The pre-movement testing guidance booklet: TB in Cattle - Reducing the Risk: Pre- and Post- Movement Testing in Great Britain (267 KB) explains the requirements for pre-movement testing. A Welsh version (253 KB) is also available.
Copies of the booklet can be obtained from Defra Publications, Admail 6000, London, SW1A 2XX. Email: firstname.lastname@example.org. Phone: 08459 556000. Please quote the publication reference number - PB12494 when calling.
A leaflet (282 KB) with key messages and a decision tree to help explain whether you need to pre-movement test your cattle is available.
Pre-movement testing in Wales
Welsh herd owners must pre-movement test all cattle over 42 days old moving out of 1 or 2 yearly tested herd within 60 days prior to movement, unless the herd or the movement is exempt. Further information is available on the Welsh Assembly Government website.
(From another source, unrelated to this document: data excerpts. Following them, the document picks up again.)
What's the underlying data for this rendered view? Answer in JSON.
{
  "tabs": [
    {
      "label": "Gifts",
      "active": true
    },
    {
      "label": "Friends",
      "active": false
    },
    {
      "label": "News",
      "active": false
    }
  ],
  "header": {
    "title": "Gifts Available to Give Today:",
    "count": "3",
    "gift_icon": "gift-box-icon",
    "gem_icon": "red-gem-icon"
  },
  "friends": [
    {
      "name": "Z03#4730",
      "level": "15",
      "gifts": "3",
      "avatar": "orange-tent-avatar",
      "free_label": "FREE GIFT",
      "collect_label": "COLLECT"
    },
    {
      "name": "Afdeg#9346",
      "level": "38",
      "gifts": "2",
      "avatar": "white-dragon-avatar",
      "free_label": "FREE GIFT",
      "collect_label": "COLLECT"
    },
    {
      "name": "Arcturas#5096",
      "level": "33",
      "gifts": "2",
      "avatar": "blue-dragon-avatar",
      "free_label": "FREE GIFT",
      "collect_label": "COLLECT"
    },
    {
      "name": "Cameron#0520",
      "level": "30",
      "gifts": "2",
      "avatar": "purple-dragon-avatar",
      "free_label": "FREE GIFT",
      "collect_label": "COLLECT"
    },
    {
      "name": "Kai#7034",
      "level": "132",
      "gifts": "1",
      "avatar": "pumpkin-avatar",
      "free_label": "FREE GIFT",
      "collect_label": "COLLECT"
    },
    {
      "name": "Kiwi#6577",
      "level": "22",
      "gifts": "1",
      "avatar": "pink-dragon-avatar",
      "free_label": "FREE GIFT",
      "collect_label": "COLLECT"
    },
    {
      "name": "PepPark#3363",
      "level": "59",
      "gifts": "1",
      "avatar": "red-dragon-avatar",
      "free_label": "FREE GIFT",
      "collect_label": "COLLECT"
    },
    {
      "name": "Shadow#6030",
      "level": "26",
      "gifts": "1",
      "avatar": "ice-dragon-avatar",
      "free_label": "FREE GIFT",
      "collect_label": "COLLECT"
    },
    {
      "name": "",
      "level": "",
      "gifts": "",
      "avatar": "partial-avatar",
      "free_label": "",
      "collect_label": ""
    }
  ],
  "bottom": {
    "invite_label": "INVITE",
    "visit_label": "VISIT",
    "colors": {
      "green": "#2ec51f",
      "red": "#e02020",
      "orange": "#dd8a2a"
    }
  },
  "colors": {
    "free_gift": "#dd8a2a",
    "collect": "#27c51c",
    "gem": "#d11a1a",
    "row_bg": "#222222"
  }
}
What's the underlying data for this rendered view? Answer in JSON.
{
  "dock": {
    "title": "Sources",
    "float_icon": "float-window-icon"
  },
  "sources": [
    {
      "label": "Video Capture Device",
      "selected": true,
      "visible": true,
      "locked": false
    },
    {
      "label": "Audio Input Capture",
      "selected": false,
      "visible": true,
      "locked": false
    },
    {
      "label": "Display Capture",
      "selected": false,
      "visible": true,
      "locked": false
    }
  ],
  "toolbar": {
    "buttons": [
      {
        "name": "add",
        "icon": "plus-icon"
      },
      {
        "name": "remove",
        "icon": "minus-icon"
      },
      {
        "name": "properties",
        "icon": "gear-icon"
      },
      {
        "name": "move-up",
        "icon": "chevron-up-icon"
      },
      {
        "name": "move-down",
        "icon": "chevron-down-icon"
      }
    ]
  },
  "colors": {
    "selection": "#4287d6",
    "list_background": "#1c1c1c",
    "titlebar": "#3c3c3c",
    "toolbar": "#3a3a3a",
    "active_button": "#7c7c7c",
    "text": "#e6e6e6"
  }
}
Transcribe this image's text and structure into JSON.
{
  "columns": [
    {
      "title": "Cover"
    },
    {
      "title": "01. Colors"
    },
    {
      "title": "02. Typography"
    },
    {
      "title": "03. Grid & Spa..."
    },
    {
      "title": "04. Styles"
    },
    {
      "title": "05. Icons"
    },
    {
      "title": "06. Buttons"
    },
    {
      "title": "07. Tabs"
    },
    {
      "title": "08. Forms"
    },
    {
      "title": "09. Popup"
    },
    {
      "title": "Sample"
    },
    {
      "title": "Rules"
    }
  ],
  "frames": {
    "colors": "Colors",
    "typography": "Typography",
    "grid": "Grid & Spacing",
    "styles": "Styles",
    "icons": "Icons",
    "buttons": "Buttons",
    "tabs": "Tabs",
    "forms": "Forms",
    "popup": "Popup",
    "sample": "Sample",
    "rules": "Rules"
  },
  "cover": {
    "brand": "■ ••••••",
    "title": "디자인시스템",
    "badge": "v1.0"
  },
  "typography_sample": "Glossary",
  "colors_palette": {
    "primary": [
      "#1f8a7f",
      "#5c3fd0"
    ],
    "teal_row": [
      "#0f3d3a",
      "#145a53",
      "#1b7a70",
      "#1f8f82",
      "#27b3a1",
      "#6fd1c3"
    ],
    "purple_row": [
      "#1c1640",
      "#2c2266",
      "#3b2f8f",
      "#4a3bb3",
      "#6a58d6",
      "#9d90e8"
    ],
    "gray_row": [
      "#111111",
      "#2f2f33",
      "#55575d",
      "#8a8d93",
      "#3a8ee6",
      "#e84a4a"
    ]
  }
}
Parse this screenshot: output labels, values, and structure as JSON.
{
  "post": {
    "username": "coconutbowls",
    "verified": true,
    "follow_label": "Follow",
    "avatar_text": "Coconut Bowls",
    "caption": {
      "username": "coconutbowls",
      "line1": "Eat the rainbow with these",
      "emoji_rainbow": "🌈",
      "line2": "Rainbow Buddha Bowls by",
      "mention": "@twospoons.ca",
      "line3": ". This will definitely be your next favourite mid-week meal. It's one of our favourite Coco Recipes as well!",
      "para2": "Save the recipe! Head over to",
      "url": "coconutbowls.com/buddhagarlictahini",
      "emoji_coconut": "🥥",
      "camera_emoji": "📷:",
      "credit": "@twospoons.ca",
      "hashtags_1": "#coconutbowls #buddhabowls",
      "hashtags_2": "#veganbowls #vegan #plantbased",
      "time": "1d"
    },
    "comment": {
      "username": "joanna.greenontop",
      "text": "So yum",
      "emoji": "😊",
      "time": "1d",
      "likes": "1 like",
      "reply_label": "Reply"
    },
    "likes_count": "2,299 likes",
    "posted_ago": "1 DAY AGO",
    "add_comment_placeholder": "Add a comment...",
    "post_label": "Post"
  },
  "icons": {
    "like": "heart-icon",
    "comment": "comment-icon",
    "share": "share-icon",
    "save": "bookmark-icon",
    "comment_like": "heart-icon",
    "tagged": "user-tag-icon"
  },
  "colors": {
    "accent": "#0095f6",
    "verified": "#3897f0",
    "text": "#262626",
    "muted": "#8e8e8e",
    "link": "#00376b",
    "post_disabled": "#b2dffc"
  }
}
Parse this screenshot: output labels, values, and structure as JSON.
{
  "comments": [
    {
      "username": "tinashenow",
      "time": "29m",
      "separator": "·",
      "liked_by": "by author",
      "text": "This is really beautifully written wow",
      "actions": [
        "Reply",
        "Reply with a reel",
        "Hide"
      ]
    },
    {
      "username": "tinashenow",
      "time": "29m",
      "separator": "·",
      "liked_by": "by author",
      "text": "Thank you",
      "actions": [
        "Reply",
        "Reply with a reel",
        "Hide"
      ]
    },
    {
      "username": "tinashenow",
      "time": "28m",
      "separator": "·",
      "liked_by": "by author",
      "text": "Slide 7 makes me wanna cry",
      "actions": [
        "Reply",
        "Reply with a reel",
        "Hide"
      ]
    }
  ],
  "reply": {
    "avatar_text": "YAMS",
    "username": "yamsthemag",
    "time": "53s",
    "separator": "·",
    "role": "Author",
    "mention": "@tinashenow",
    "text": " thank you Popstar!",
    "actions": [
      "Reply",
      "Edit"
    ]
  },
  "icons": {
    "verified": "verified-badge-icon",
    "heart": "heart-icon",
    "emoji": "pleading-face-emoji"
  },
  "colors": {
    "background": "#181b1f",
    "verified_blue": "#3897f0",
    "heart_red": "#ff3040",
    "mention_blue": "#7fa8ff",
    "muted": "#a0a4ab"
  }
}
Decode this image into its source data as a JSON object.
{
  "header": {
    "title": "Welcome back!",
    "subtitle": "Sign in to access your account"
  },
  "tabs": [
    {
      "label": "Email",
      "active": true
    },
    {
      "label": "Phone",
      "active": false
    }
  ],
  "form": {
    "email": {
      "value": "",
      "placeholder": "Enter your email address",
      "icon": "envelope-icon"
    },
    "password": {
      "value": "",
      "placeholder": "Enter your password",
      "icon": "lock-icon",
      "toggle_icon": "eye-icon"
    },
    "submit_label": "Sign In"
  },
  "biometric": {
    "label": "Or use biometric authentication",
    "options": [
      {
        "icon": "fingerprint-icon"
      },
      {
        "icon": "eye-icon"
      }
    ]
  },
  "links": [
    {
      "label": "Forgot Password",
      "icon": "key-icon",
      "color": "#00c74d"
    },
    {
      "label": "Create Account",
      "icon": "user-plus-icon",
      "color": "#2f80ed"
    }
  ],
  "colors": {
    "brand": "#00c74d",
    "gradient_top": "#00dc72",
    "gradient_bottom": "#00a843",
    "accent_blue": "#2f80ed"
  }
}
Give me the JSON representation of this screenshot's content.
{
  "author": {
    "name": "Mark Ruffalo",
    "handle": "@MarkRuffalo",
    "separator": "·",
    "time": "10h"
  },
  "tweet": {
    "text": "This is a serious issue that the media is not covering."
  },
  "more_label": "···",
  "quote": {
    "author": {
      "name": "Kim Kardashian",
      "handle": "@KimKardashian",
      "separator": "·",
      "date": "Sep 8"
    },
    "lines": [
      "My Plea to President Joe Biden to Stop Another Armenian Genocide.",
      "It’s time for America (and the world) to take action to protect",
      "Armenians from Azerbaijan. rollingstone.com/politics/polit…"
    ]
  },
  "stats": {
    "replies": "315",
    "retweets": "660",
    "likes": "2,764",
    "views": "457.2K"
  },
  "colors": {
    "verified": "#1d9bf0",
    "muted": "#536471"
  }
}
Pre- and post- movement testing in Scotland
Scottish herd owners must ensure all cattle over 42 days old, originating from 1 or 2 yearly testing parishes are pre-movement tested before they move from or enter any Scottish herd. Assuming that the required pre-movement testing has been done, keepers in Scotland need to make arrangements to conduct post-movement testing of these cattle 60-120 days after they arrived on their holding. Further information is available on the Scottish Government website.
Background to movement testing
Cattle to cattle transmission is a serious cause of disease spread which is substantiated by scientific evidence (42 KB). Ascertaining the disease status of an animal prior to movement using the tuberculin skin test and only permitting movement of those that test clear (i.e. disease is not detected) will reduce the number of cattle with bTB that are moved within the country and in turn the risk of disease spread.
The Government strategic framework for the sustainable control for bovine tuberculosis (bTB) in Great Britain includes a commitment to introduce a statutory requirement to test cattle for bovine TB prior to movement. The measure is a key means of maintaining the disease free status of areas currently free of bTB.
Pre-movement testing is a single policy that was introduced in two phases to allow time for herd owners and Local Veterinary Practices to adjust to the new requirements. Phase one was introduced in England on 27 March 2006 and applied to all cattle over 15 months of age. Phase two was rolled out on 1 March 2007 and extended pre-movement testing to younger animals. A news release was issued as both phase one and phase two of the policy began.
The veterinary capacity to meet the demand for pre-movement testing all eligible cattle over 42 days of age was reviewed by independent consultants. The review found that most Official Veterinarians felt they would be able to respond to and meet the expected demand for testing. The full report (201 KB) is available.
The extension of pre-movement testing was discussed by the Ministerial Challenge Panel on Regulation (MCPR) on 23 January 2007. The Panel agreed in light of the available evidence (including a Qualitative Veterinary Risk Assessment (266 KB) and Detailed epidemiological analyses (107 KB), that the extension to cattle over 42 days old should proceed as planned and that a formal review would be conducted in March 2008. Phase 2 of pre-movement testing was introduced on 1 March 2007.